“Let’s start from the top,” MyungBo nudged gently. “You remember this syllable . . .”
JungHo searched in the innermost depths of his being for the answer. His eyes felt watery from the effort, but he came up to the surface with the correct name: “It’s dae.”
“Very well done! Excellent! And then the next one?” MyungBo said, brimming with excitement. JungHo forged on in order to not disappoint his mentor, diving into his mind and bringing back answers one by one.
After an excruciating hour, MyungBo closed the book. “That’s enough reading for today I think,” he said, then smiled, as if to reassure JungHo. “I know it’s very difficult, Comrade JungHo. But my instinct tells me you’ll play a large part in our independence, and that’s what I’m preparing you for. Now let’s try writing.”
For the past several months, MyungBo had been asking JungHo to copy all the dozens of consonants and vowels from their workbook. Instead, MyungBo now wrote out just three syllables on the sheet of paper and asked JungHo to read them out loud.
“Nam . . . Joong . . . Jung . . .” JungHo looked up at his mentor, who was beaming. “It’s my name.”
“I haven’t been teaching you the right way—that was hampering your progress. Let’s first learn the most important word. Everything you write henceforth under your name has to be done in honesty and good faith. That’s what it means to have a good name—not who your family is or how rich or famous you are.”
JungHo copied from MyungBo’s example, writing the first syllable again and again, then the second, then the third, until he filled the page. Then he turned that sheet facedown, took a blank sheet of paper, and shakily wrote out the three syllables of his name together for the first time. When he finished, he looked up eagerly like a schoolboy and saw that MyungBo had tears in his eyes.
“Well done, my friend,” MyungBo said, trying to conceal the breaking of his voice. “You have a lot of strength in your penmanship—it’s like your personality.”
The childish letters were overlarge and uneven, but JungHo knew it was a genuine compliment and not a mockery.
That night, JungHo inwardly promised himself to live his life as to make MyungBo proud; before, he’d only wanted a way to improve himself in order to win Jade. MyungBo was connected to him through neither blood nor love—it was honor that bound them irrevocably together. Upon this realization he added MyungBo to his list of people to keep safe, no matter what.

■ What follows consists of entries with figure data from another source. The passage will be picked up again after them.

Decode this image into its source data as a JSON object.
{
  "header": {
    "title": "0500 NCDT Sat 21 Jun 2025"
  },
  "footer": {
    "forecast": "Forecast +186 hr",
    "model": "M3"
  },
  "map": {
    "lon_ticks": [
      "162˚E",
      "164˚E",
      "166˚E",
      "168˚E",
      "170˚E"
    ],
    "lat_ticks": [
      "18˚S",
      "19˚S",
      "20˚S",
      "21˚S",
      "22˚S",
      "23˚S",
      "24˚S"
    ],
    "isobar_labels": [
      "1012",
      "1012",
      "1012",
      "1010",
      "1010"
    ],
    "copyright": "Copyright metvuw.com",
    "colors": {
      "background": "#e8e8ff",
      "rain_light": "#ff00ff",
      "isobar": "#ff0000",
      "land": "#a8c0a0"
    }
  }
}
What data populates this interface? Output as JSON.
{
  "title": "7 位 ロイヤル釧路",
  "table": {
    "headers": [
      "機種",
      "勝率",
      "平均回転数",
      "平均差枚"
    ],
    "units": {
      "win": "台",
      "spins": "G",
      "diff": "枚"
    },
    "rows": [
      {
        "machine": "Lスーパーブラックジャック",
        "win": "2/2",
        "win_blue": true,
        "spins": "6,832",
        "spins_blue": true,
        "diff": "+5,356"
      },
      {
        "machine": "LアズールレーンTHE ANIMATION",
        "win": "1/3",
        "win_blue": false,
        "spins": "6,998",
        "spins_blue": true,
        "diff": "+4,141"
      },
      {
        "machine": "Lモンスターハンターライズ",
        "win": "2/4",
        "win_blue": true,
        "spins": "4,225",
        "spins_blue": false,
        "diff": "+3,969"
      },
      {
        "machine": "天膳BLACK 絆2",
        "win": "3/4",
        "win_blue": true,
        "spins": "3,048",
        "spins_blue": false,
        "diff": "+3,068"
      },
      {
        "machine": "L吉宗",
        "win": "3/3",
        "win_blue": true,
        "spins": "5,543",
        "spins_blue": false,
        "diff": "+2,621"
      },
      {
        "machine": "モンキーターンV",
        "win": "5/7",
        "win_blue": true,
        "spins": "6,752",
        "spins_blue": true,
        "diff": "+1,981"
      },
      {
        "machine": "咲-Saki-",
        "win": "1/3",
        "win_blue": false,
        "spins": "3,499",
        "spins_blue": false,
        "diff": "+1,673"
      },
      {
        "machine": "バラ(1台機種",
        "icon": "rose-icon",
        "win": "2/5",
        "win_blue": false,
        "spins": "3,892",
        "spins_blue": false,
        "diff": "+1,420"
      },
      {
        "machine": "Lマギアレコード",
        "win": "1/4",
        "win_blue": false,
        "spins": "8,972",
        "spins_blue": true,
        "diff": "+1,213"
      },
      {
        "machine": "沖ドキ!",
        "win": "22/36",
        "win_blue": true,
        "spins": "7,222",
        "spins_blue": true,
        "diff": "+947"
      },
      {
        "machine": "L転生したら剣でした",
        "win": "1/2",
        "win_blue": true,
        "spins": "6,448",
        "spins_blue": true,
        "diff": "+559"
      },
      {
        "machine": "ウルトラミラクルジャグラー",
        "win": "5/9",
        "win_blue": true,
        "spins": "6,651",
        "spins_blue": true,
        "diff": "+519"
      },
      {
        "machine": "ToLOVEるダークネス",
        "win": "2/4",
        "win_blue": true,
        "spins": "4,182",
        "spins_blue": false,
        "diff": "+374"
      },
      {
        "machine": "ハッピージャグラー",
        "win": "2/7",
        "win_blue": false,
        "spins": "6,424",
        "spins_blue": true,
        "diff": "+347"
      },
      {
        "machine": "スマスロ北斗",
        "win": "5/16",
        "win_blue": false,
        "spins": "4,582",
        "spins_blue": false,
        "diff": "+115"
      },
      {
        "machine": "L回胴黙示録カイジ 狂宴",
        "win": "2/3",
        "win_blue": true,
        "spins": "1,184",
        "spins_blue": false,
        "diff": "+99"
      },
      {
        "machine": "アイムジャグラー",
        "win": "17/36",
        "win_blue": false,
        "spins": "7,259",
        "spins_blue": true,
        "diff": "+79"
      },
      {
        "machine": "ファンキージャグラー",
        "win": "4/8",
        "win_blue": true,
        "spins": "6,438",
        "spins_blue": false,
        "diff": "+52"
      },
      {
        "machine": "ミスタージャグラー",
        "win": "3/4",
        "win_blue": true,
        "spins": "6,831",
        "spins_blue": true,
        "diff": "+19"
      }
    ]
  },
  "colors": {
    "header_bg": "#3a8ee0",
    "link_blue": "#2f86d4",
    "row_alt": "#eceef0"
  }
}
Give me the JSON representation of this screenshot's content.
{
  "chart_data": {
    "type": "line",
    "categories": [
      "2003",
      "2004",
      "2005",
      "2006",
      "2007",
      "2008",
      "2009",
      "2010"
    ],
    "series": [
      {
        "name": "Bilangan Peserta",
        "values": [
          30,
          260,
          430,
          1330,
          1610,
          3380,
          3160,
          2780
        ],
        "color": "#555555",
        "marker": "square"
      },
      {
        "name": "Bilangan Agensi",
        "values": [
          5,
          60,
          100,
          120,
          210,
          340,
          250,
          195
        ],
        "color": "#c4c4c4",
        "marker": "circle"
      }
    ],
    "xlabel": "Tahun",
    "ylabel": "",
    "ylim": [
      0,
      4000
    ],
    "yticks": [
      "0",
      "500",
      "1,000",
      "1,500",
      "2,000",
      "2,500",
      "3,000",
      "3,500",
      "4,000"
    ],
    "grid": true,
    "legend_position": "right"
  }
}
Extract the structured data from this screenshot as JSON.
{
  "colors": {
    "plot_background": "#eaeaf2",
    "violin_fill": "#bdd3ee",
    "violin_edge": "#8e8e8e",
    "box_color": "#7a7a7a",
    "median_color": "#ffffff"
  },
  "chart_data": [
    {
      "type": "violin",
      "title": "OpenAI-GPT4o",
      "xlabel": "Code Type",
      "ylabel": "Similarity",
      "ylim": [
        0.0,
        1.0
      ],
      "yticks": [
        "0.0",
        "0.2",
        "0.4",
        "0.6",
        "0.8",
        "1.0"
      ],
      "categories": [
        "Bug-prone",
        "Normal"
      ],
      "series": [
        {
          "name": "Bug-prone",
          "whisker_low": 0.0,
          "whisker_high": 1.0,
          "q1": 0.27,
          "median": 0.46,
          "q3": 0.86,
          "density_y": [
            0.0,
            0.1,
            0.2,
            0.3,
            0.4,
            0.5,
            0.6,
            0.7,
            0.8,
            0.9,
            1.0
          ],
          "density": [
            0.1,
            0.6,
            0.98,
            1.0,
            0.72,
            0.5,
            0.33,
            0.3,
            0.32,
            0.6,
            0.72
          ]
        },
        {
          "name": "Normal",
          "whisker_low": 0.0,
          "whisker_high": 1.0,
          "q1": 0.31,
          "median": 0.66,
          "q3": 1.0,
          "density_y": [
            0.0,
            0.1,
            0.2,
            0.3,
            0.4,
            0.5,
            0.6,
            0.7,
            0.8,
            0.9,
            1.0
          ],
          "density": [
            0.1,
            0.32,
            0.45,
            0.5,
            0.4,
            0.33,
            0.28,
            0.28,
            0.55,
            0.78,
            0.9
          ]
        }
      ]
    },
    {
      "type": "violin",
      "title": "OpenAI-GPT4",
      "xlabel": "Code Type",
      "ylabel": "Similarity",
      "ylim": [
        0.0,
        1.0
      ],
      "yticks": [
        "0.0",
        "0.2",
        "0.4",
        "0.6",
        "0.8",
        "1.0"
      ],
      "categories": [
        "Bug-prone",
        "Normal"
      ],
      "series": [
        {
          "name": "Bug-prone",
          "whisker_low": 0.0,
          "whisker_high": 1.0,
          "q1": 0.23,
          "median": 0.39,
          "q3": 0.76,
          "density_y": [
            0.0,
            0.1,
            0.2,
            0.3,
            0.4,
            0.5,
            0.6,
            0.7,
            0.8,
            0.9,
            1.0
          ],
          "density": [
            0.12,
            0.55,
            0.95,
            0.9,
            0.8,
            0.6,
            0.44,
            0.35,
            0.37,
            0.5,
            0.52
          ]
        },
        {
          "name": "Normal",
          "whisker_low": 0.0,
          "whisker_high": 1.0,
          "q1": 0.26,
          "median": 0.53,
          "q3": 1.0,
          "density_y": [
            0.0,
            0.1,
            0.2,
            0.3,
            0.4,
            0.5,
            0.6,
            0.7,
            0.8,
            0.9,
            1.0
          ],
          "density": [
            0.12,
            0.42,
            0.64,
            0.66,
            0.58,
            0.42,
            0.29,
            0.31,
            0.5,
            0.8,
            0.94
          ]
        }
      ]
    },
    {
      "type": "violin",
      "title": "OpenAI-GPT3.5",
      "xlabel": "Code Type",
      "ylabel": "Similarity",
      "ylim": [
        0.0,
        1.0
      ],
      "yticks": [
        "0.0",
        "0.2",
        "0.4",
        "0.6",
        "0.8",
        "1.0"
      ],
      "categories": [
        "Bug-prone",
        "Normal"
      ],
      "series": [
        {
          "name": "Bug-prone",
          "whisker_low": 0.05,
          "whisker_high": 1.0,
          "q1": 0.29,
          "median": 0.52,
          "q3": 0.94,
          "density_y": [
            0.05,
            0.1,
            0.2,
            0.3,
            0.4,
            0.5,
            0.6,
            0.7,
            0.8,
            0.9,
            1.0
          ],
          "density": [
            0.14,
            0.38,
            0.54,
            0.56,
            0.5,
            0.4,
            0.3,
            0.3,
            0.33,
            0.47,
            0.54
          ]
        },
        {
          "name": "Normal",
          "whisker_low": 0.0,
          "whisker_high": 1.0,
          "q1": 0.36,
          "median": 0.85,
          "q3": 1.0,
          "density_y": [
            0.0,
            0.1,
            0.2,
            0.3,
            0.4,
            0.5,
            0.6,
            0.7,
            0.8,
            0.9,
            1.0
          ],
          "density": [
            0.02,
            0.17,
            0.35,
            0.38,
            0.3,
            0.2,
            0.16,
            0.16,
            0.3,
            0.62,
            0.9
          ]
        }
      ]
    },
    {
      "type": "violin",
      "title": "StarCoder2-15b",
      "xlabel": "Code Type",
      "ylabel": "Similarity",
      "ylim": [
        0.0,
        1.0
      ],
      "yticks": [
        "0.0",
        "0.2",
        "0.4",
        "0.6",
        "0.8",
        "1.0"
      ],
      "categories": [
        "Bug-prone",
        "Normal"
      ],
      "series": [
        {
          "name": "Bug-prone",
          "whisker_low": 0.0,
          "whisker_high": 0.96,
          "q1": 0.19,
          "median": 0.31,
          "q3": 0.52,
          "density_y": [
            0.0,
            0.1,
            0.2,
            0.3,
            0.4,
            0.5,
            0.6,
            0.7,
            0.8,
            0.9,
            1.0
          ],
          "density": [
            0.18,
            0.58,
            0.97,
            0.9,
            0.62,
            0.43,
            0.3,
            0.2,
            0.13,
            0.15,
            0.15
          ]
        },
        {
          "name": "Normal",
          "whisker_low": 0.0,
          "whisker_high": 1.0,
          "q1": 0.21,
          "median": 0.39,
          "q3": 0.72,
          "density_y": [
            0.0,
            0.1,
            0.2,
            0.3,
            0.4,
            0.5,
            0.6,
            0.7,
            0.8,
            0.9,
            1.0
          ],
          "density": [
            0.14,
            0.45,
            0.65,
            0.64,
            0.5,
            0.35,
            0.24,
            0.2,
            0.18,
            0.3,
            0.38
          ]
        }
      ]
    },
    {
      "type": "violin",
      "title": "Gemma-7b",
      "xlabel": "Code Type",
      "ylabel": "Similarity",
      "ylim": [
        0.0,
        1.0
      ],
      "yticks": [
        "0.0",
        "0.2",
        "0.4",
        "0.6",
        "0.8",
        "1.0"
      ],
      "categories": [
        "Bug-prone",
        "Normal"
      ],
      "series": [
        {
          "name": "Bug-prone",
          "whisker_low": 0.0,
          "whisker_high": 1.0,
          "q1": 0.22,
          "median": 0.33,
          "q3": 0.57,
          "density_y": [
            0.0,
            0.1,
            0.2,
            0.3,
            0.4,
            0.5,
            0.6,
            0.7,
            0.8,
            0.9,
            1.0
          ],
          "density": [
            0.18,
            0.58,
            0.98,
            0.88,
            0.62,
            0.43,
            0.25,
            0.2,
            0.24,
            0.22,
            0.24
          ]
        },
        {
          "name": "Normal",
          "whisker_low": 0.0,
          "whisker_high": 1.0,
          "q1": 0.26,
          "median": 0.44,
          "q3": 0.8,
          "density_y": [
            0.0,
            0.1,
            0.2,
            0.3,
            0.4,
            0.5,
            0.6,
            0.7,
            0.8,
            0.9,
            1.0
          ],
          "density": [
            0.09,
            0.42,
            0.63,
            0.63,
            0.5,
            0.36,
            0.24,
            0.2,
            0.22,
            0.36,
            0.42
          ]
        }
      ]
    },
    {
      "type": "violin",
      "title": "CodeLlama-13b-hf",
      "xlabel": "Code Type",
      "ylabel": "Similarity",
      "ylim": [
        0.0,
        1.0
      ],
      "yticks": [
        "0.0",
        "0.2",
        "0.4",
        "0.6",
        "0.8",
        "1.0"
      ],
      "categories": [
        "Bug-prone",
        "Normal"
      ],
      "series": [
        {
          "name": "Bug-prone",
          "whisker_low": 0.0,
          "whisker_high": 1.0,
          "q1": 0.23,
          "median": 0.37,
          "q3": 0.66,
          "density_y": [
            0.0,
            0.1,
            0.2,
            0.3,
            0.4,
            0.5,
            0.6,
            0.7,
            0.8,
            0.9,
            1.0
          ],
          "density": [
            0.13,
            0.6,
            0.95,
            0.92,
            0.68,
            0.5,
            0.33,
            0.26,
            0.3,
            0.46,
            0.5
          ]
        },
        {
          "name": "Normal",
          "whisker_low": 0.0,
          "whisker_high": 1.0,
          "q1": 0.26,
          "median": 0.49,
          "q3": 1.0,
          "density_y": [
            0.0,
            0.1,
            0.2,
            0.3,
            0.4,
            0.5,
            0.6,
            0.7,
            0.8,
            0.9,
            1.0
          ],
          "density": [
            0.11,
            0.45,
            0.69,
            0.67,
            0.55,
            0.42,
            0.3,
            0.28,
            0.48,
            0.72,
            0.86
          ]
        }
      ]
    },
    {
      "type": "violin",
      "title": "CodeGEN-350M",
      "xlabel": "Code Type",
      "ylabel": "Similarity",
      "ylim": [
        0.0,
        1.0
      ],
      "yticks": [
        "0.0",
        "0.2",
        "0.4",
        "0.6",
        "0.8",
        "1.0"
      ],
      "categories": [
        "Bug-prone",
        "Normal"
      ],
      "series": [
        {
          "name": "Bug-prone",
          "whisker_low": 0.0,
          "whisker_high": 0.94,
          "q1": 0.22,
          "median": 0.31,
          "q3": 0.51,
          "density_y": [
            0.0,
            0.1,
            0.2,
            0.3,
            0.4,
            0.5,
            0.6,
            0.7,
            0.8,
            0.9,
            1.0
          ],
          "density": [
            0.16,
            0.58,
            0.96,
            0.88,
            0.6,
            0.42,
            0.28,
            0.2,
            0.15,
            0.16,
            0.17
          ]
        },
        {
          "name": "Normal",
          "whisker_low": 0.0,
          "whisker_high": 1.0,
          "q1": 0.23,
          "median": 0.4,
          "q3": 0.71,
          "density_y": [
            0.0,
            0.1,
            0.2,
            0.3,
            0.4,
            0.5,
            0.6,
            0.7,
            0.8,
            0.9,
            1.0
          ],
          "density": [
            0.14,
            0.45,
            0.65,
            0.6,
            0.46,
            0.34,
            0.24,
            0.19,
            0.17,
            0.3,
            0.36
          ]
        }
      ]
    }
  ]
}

Despite being one of the forty richest men in Korea and unfathomably influential, his mentor was living in constant mortal danger. His life was at an even greater risk since he renounced pacifism and compromise. MyungBo told JungHo that peacefully marching for independence had sacrificed too many lives for little gain, and that in order to gain their freedom they had to fight back. (JungHo had no problem understanding this portion of their lessons. He rather felt like saying, “Of course, what did you expect, you rich people?” but bit his tongue out of deference.) Unfortunately, the wings of the Korean armed forces had largely been clipped. The independence army based in Vladivostok had won victory after victory for a decade, sometimes joining forces with the Red Army against Japan. But afterward, the Bolsheviks demanded the Koreans disarm and disband, or be absorbed under the Russian command. Those who refused were killed or imprisoned.
The independence army in Manchuria had fared only a little better, severely weakened after the Japanese army massacred tens of thousands of Koreans living there, civilian or otherwise. That left Shanghai as the only viable center of armed resistance, although raising an army there in the heart of China was impossible. MyungBo therefore believed that the only effective course was to attack singly those places Japan valued the most: their police stations, banks, government offices, armories, and the like, in Korea, Japan, and China. MyungBo was trying to establish a group of exceptional snipers in Shanghai for these high-profile targets.
“We’re at war, Comrade JungHo. And sometimes, despite your best intentions and efforts, war is inevitable,” MyungBo had once said, almost like an apology. JungHo hadn’t needed that explanation, but he nodded and grimaced to show he didn’t take any of this lightly. He believed that his mentor would never lead him astray or ask him to do something shameful or unjust. He would live up to MyungBo’s expectations, when the time came. Until then, he was called to a hundred different tasks MyungBo couldn’t do himself: deliver forbidden manifestos to the socialists in the South, hide fugitives in safe houses and deliver them food, discreetly exchange a suitcase with a stranger at the train station under the plain gaze of the gendarmes. JungHo gave his all to these assignments, and MyungBo rewarded him—not with money or promotions, but with his unspeakable goodness.